The position laid out by Mr. Williams on Dec. 18 states that colleges, with some exceptions, may award race-exclusive scholarships only if they are financed with private money donated specifically for that purpose.

If the policy stands, observers predicted, expensive private colleges and the most selective public universities will be hardest hit, because they commonly have to offer sizable financial incentives to attract minority students.

Richard F. Rosser, president of the National Association of Independent Colleges and Universities, told the House Education and Labor Committee last month that 70 percent of the financial aid targeted for minority recruitment and retention at naicu schools comes from general institutional funds, and thereforeel10lwould be illegal under the department’s position.

College and university officials have also expressed uncertainty over how broadly the department might apply its legal interpretation.

Blenda J. Wilson, chancellor of the University of Michigan-Dearborn, said she worried that the college-access program at her school, which includes tutoring, mentoring, and scholarships for disadvantaged students who live in Detroit neighborhoods, could be affected.
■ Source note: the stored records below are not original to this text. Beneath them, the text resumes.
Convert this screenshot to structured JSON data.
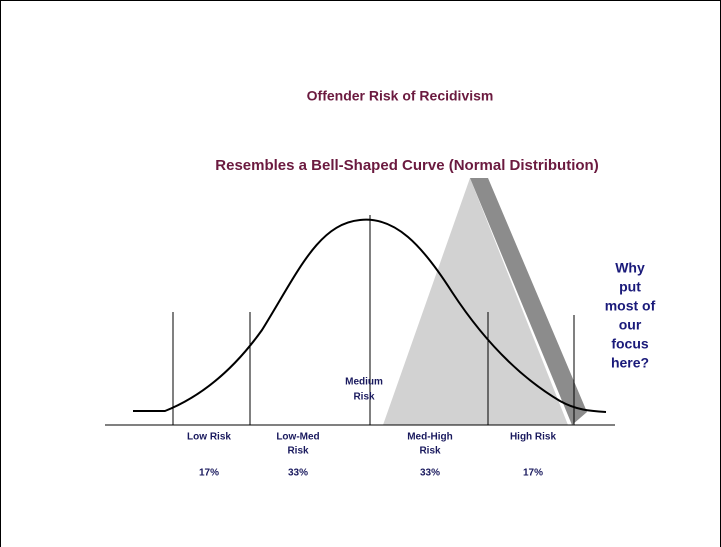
{
  "title": "Offender Risk of Recidivism",
  "subtitle": "Resembles a Bell-Shaped Curve (Normal Distribution)",
  "center_label": [
    "Medium",
    "Risk"
  ],
  "segments": [
    {
      "label": [
        "Low Risk"
      ],
      "percent": "17%"
    },
    {
      "label": [
        "Low-Med",
        "Risk"
      ],
      "percent": "33%"
    },
    {
      "label": [
        "Med-High",
        "Risk"
      ],
      "percent": "33%"
    },
    {
      "label": [
        "High Risk"
      ],
      "percent": "17%"
    }
  ],
  "callout": [
    "Why",
    "put",
    "most of",
    "our",
    "focus",
    "here?"
  ]
}
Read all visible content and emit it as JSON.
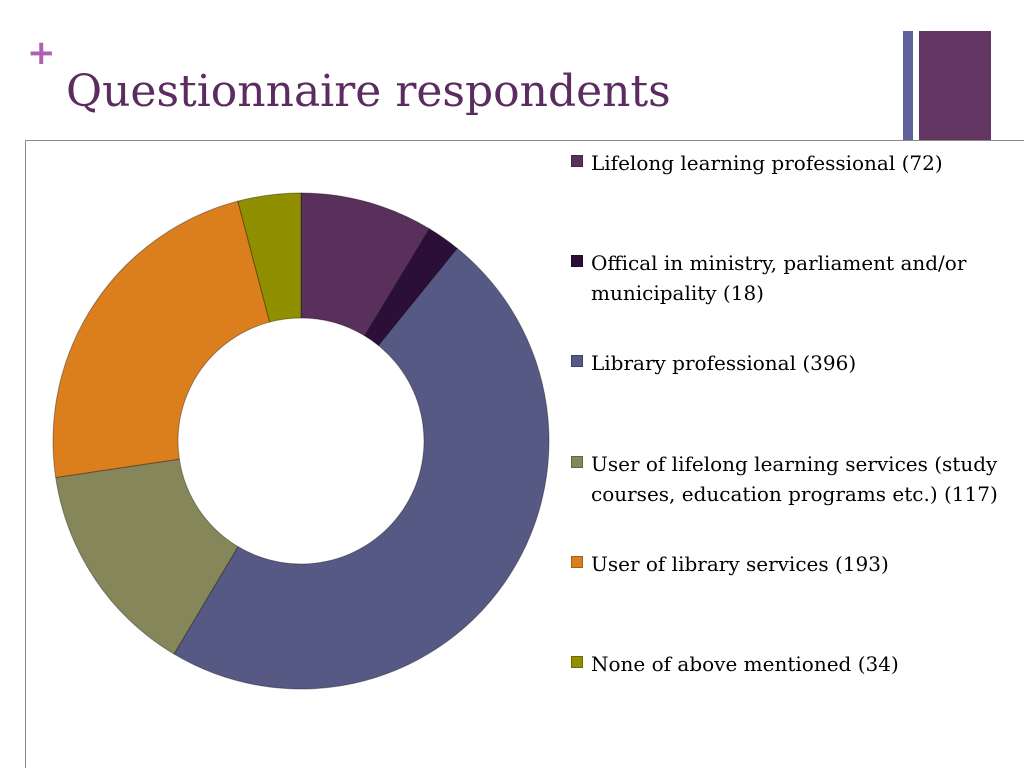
{
  "slide": {
    "plus": "+",
    "title": "Questionnaire respondents",
    "colors": {
      "plus": "#b05fb3",
      "title": "#5b2c60",
      "deco_thin": "#5f6399",
      "deco_thick": "#633562"
    }
  },
  "chart_data": {
    "type": "pie",
    "donut": true,
    "legend_position": "right",
    "series": [
      {
        "label": "Lifelong learning professional (72)",
        "value": 72,
        "color": "#59305c"
      },
      {
        "label": "Offical in ministry, parliament and/or municipality (18)",
        "value": 18,
        "color": "#2b0f38"
      },
      {
        "label": "Library professional (396)",
        "value": 396,
        "color": "#575985"
      },
      {
        "label": "User of lifelong learning services (study courses, education programs etc.) (117)",
        "value": 117,
        "color": "#85875a"
      },
      {
        "label": "User of library services (193)",
        "value": 193,
        "color": "#db7f1e"
      },
      {
        "label": "None of above mentioned (34)",
        "value": 34,
        "color": "#8f8f00"
      }
    ]
  }
}
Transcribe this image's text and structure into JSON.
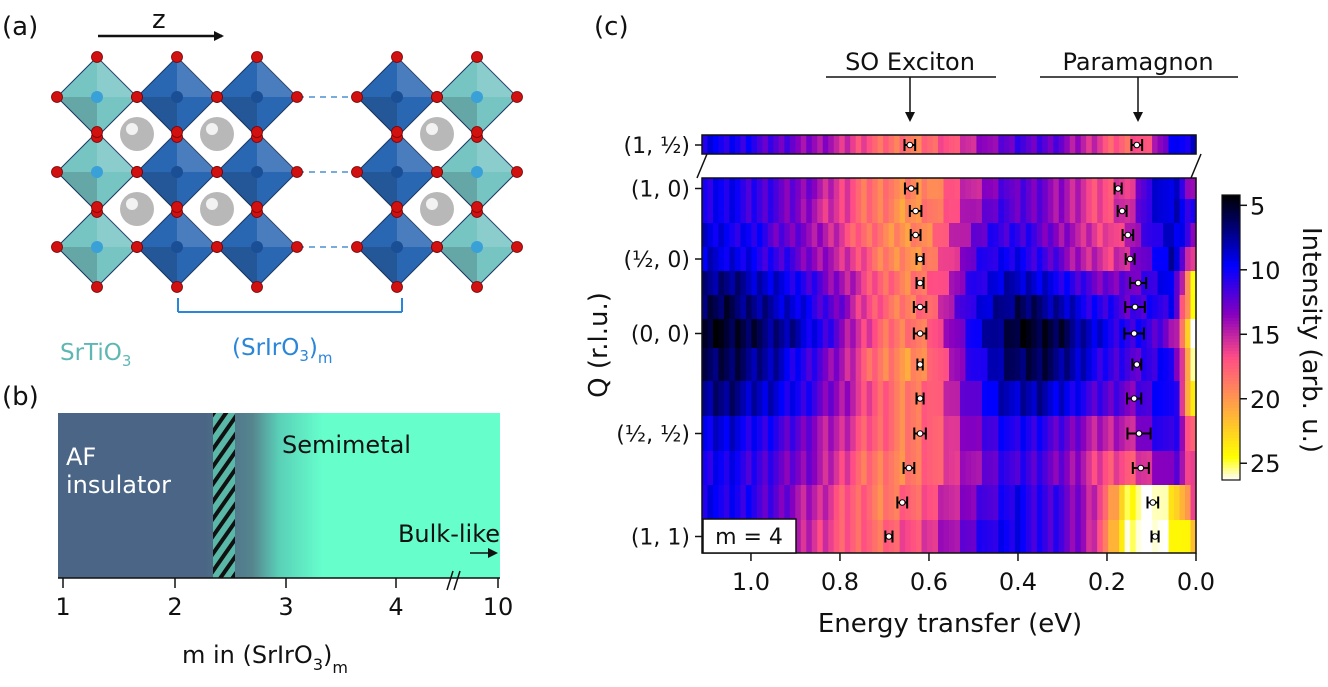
{
  "panel_a": {
    "label": "(a)",
    "axis_label": "z",
    "left_label": {
      "text": "SrTiO",
      "sub": "3"
    },
    "right_label": {
      "text": "(SrIrO",
      "sub": "3",
      "close": ")",
      "sub2": "m"
    },
    "colors": {
      "titanate": "#6fc2c0",
      "iridate": "#1f5fae",
      "oxygen": "#d11010",
      "strontium": "#b8b8b8",
      "label_left": "#5fb7b3",
      "label_right": "#2a86d8"
    }
  },
  "panel_b": {
    "label": "(b)",
    "phases": [
      {
        "name": "AF insulator",
        "line1": "AF",
        "line2": "insulator",
        "color": "#4a6585"
      },
      {
        "name": "Semimetal",
        "color": "#66ffcc"
      }
    ],
    "hatched_range": [
      2.4,
      2.6
    ],
    "bulk_label": "Bulk-like",
    "x_ticks": [
      "1",
      "2",
      "3",
      "4",
      "10"
    ],
    "x_label": {
      "text": "m in (SrIrO",
      "sub": "3",
      "close": ")",
      "sub2": "m"
    }
  },
  "chart_data": {
    "type": "heatmap",
    "panel_label": "(c)",
    "xlabel": "Energy transfer (eV)",
    "ylabel": "Q (r.l.u.)",
    "xlim": [
      1.11,
      0.0
    ],
    "x_ticks": [
      "1.0",
      "0.8",
      "0.6",
      "0.4",
      "0.2",
      "0.0"
    ],
    "x_tick_values": [
      1.0,
      0.8,
      0.6,
      0.4,
      0.2,
      0.0
    ],
    "annotations": [
      "SO Exciton",
      "Paramagnon"
    ],
    "inset_label": "m = 4",
    "colorbar": {
      "label": "Intensity (arb. u.)",
      "ticks": [
        "5",
        "10",
        "15",
        "20",
        "25"
      ],
      "tick_values": [
        5,
        10,
        15,
        20,
        25
      ],
      "range": [
        4.2,
        26.3
      ],
      "colormap": "gnuplot2"
    },
    "top_row": {
      "q_label": "(1, ½)"
    },
    "q_labels": [
      {
        "row": 0,
        "text": "(1, 0)"
      },
      {
        "row": 3,
        "text": "(½, 0)"
      },
      {
        "row": 6,
        "text": "(0, 0)"
      },
      {
        "row": 9,
        "text": "(½, ½)"
      },
      {
        "row": 12,
        "text": "(1, 1)"
      }
    ],
    "energies": [
      1.1,
      1.05,
      1.0,
      0.95,
      0.9,
      0.85,
      0.8,
      0.75,
      0.7,
      0.65,
      0.6,
      0.55,
      0.5,
      0.45,
      0.4,
      0.35,
      0.3,
      0.25,
      0.2,
      0.15,
      0.1,
      0.05,
      0.0
    ],
    "top_intensity": [
      10,
      10,
      11,
      12,
      13,
      14,
      15,
      17,
      18,
      19,
      18,
      17,
      15,
      13,
      12,
      12,
      13,
      15,
      17,
      18,
      16,
      10,
      9
    ],
    "intensity": [
      [
        10,
        10,
        11,
        12,
        13,
        14,
        16,
        18,
        19,
        19,
        20,
        17,
        15,
        13,
        12,
        13,
        14,
        16,
        17,
        16,
        10,
        8,
        16
      ],
      [
        10,
        10,
        11,
        12,
        13,
        15,
        16,
        18,
        19,
        20,
        19,
        17,
        14,
        12,
        12,
        13,
        14,
        16,
        17,
        15,
        10,
        8,
        12
      ],
      [
        9,
        10,
        10,
        12,
        13,
        14,
        16,
        18,
        19,
        20,
        19,
        16,
        13,
        11,
        11,
        12,
        14,
        15,
        17,
        15,
        11,
        8,
        14
      ],
      [
        9,
        9,
        10,
        11,
        12,
        14,
        15,
        17,
        19,
        20,
        19,
        16,
        12,
        10,
        10,
        11,
        13,
        15,
        16,
        15,
        11,
        8,
        18
      ],
      [
        7,
        7,
        8,
        9,
        10,
        12,
        14,
        16,
        18,
        19,
        18,
        15,
        11,
        9,
        8,
        9,
        10,
        12,
        13,
        13,
        11,
        9,
        26
      ],
      [
        6,
        6,
        7,
        8,
        9,
        11,
        13,
        16,
        18,
        19,
        18,
        14,
        10,
        8,
        6,
        7,
        8,
        10,
        11,
        12,
        11,
        10,
        27
      ],
      [
        5,
        5,
        6,
        7,
        8,
        10,
        13,
        16,
        18,
        19,
        18,
        14,
        10,
        7,
        5,
        5,
        6,
        8,
        10,
        11,
        11,
        14,
        27
      ],
      [
        6,
        6,
        7,
        8,
        10,
        12,
        14,
        17,
        19,
        20,
        19,
        15,
        11,
        8,
        6,
        6,
        7,
        9,
        11,
        12,
        11,
        10,
        27
      ],
      [
        7,
        7,
        8,
        9,
        10,
        12,
        14,
        16,
        18,
        19,
        18,
        15,
        12,
        9,
        8,
        8,
        9,
        11,
        12,
        13,
        11,
        9,
        27
      ],
      [
        9,
        9,
        10,
        11,
        12,
        14,
        15,
        17,
        18,
        19,
        18,
        16,
        13,
        11,
        10,
        11,
        12,
        14,
        15,
        15,
        12,
        10,
        20
      ],
      [
        10,
        10,
        11,
        12,
        13,
        14,
        16,
        18,
        19,
        19,
        18,
        16,
        14,
        12,
        11,
        12,
        13,
        15,
        17,
        17,
        15,
        12,
        18
      ],
      [
        10,
        10,
        11,
        12,
        14,
        15,
        17,
        18,
        19,
        18,
        17,
        15,
        13,
        11,
        10,
        11,
        12,
        14,
        18,
        25,
        27,
        24,
        16
      ],
      [
        10,
        10,
        11,
        12,
        14,
        16,
        17,
        18,
        18,
        17,
        16,
        14,
        12,
        10,
        10,
        11,
        12,
        14,
        19,
        26,
        27,
        25,
        22
      ]
    ],
    "top_peaks": {
      "exciton": 0.643,
      "exciton_err": 0.012,
      "paramagnon": 0.133,
      "paramagnon_err": 0.012
    },
    "peaks": {
      "exciton": [
        0.64,
        0.63,
        0.63,
        0.62,
        0.62,
        0.62,
        0.62,
        0.62,
        0.62,
        0.62,
        0.645,
        0.66,
        0.69
      ],
      "exciton_err": [
        0.014,
        0.013,
        0.011,
        0.008,
        0.008,
        0.014,
        0.014,
        0.006,
        0.008,
        0.013,
        0.012,
        0.011,
        0.008
      ],
      "paramagnon": [
        0.175,
        0.166,
        0.153,
        0.148,
        0.13,
        0.137,
        0.139,
        0.133,
        0.139,
        0.128,
        0.124,
        0.097,
        0.092
      ],
      "paramagnon_err": [
        0.008,
        0.01,
        0.012,
        0.01,
        0.018,
        0.022,
        0.022,
        0.01,
        0.016,
        0.026,
        0.018,
        0.012,
        0.008
      ]
    }
  }
}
The neighborhoods targeted are 75 percent black.

“If the federal government can tell higher-education institutions that they can’t give minority scholarships, they might begin to say you can’t discriminate by neighborhood,” she said.

James E. Lyons, president of Bowie State College in Maryland, said he wondered if the “other-race grants” distributed by the state to encourage whites to attend his predominantly black school will be affected.

Apart from the potential monetary impact, many educators warned, the scholarship flap could send a negative message to minority students.

Those students see scholarships designed for them as a “welcome mat’’ of sorts to the predominantly white institution of higher education, the educators said. The department’s position, they argued, pulls that mat from under them just as demographic trends are making minorities an increasingly critical source of skills for the job market.

“There may be some basis in the law for this [position] that I don’t know about, but in my opinion there’s no basis in educational or social judgment,” said Gordon H. Lamb, president of Northeastern Illinois University, which has aided nearly 50 minority students with $1,000 scholarships it developed with the private sector.